So Google launched Google Print, its searchable book database, much to the chagrin evidently of anybody who works in the publishing industry. I'm going to leave legality of the venture, which is certainly questionable, to people way smarter than I to debate (Here's a great Pro-Google argument, with some solid Anti-Google arguments in the comments. Go crazy).
I would just like to say, for the record, in my professional opinion, that Google Print is super cool.
Here's what I want, though: There needs to be some way to tie relevancy to the search based on the recognition or popularity of the source. Say, for example, you remember a snippet of poetry that begins with "I think that I shall never see" and type it into Google to find it in print. Here are the first five results you'll get in order:
- Page 132 of Dangerous Liasons - "When I think that I shall never see Danceny again I could die."

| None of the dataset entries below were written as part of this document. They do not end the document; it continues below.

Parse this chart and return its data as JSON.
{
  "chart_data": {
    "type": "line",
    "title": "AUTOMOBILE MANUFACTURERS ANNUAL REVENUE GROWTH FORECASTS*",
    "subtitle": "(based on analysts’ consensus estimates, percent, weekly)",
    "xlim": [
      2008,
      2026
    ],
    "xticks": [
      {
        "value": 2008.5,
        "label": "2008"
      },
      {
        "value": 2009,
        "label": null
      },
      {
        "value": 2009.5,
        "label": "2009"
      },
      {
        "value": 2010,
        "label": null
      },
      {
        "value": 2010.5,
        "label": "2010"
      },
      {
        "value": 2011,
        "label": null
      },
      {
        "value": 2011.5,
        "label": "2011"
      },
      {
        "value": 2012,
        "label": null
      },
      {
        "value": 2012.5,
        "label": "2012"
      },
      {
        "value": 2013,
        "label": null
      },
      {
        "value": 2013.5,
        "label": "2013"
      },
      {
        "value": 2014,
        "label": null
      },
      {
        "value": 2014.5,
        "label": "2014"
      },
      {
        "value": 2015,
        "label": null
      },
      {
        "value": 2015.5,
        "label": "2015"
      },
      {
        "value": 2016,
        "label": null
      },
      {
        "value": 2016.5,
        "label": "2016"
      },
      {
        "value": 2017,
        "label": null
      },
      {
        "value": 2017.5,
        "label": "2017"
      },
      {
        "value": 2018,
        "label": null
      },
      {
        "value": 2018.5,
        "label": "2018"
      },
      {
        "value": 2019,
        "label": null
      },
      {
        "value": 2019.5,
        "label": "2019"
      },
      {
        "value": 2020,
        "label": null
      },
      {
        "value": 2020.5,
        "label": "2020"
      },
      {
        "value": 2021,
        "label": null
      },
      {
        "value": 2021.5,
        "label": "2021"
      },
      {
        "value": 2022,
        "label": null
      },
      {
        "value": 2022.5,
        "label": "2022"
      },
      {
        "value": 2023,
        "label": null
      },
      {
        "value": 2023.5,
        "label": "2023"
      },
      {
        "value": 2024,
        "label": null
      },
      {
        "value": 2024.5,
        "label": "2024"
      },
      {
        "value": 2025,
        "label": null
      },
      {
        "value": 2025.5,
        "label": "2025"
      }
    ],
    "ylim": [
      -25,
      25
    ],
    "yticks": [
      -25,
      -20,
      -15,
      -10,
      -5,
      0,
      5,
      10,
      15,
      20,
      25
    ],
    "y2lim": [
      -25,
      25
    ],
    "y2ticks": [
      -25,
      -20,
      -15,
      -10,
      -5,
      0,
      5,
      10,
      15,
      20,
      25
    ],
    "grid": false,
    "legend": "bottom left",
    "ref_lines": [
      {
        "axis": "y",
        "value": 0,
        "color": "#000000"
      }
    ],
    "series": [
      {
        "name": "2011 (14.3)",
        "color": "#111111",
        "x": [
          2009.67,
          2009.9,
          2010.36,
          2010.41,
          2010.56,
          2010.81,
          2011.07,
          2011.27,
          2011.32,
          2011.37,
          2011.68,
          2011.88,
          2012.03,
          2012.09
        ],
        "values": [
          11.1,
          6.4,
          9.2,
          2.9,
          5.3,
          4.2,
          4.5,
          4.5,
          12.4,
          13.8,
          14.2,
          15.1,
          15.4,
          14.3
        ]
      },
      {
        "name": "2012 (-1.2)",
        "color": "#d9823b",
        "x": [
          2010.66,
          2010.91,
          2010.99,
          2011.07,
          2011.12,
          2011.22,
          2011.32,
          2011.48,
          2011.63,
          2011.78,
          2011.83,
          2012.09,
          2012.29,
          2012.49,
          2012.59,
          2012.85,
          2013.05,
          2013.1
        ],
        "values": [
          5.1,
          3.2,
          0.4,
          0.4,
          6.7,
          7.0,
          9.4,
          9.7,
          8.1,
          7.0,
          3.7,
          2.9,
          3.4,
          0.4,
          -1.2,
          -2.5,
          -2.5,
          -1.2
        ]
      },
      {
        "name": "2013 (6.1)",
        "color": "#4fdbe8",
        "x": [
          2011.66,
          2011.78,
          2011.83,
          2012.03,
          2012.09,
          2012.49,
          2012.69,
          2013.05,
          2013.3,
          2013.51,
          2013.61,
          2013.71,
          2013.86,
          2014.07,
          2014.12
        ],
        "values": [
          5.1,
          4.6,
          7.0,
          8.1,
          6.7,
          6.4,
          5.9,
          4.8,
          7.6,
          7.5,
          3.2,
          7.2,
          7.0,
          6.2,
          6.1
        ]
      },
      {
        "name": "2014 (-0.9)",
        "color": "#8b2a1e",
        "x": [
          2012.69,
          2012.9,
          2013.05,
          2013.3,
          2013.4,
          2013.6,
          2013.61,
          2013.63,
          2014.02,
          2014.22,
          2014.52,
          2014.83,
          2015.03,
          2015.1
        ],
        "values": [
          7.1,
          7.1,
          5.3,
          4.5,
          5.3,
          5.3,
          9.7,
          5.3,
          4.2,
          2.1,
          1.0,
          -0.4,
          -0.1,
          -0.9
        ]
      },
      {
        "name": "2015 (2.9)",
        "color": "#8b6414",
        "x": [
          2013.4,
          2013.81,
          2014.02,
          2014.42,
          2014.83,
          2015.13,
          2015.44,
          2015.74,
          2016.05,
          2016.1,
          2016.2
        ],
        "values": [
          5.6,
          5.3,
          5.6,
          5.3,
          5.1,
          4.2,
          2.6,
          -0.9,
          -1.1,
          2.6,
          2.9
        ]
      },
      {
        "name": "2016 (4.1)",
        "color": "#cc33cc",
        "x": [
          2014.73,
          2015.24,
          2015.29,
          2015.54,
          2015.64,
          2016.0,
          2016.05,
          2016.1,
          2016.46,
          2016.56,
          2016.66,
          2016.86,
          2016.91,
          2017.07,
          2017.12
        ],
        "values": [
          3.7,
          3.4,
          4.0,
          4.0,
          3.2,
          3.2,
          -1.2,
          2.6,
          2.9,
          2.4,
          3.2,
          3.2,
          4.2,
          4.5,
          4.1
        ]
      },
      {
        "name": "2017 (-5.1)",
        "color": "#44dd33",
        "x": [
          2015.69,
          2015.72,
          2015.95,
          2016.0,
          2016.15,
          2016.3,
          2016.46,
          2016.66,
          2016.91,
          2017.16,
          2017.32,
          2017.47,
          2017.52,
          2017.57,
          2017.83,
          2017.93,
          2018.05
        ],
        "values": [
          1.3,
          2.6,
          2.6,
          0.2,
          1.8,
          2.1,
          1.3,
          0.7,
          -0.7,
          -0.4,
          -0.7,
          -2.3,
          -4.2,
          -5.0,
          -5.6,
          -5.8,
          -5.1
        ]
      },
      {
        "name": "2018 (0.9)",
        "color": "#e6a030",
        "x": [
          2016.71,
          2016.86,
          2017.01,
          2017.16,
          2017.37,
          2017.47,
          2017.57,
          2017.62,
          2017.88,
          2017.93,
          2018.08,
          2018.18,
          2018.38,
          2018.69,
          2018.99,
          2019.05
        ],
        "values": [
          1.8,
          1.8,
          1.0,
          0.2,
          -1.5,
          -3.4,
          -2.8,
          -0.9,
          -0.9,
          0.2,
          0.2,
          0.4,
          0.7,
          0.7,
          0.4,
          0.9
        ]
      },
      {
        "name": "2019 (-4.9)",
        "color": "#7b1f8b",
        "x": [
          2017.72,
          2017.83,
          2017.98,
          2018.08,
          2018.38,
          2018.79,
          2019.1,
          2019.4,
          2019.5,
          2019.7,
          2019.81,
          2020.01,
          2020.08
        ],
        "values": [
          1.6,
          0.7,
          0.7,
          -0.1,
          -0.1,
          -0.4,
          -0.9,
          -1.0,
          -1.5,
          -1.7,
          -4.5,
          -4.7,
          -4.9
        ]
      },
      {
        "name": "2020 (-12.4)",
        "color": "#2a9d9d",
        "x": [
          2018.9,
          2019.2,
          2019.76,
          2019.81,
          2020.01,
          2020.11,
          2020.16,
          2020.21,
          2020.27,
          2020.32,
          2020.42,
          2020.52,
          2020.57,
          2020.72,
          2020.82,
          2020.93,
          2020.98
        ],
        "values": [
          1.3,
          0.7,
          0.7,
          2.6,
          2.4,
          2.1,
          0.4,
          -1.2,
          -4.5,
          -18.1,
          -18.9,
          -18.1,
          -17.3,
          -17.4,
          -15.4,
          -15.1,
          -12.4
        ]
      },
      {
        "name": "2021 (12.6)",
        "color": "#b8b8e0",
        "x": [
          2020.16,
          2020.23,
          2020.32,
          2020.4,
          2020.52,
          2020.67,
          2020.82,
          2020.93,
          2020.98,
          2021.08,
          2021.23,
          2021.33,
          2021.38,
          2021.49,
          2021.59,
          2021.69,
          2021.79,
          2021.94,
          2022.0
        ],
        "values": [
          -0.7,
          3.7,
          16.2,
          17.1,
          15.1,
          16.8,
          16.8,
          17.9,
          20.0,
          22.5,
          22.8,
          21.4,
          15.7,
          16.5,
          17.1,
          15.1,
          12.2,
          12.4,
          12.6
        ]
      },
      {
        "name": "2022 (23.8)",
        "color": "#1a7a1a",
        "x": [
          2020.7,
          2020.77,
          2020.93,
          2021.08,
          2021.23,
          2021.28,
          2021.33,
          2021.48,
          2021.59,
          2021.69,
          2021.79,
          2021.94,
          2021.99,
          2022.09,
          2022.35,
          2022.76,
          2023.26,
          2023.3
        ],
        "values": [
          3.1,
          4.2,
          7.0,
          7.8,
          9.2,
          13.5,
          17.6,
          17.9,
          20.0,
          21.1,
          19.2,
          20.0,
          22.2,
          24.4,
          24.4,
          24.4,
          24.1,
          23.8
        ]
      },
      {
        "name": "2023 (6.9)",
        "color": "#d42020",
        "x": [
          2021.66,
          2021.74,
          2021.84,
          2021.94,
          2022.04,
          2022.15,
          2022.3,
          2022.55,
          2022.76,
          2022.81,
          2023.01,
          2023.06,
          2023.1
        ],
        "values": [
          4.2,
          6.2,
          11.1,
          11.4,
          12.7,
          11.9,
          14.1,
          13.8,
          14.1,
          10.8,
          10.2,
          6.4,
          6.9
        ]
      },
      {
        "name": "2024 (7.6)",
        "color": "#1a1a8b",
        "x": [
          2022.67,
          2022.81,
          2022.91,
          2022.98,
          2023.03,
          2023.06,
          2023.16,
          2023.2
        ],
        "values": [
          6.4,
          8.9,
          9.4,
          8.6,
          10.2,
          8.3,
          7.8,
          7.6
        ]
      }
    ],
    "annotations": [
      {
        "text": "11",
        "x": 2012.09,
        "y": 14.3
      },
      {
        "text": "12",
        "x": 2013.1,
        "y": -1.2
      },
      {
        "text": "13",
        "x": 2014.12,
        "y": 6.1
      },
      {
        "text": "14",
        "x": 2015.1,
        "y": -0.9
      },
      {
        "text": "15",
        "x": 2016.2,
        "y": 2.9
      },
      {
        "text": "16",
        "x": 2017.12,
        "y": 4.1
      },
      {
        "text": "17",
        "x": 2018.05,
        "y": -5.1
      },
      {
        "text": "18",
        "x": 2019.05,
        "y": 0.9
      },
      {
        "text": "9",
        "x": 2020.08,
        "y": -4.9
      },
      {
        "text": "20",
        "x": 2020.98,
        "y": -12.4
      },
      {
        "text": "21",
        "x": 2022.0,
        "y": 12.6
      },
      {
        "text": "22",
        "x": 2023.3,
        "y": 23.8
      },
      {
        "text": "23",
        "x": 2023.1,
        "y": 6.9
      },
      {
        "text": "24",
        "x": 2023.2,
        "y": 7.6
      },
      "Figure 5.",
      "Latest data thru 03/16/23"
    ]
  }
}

- Encarta Book of Quotations - Quotes two lines of the Joyce Kilmer Poem "I think that I shall never see; a poem as lovely as a tree."
- Page 125 of The Man I Might Become: Gay Men Write About Their Fathers - "I think that I shall never see / a boy as lovely as S.T."
- Page 75 of A Great Plains Reader, excerpting The Rites of Autumn - "I had rewritten Joyce Kilmer's line in my mind. 'I think that I shall never see, the other side of a tree.' "
- Page 66 of Pop Art: A Critical History - "There is an Ogden Nash quatrain that I feel is apposite: I think that I shall never see / a billboard lovely as a tree."
Sure, number 2 is close, but you have to go to the 9th selection on Google's list to get the full poem by Joyce Kilmer. And I am perhaps making an assumption here, but it is my firm belief that most people are not thinking of page 132 of Dangerous Liaisons when there hear the line "I think that I shall never see."
Give the searchers some way to vote on relevancy after the sought after text has been located. Have those votes factored into future search results. This is a beta, and I'd be more than willing to help seed the votes in exchange for access to this much fantastic information.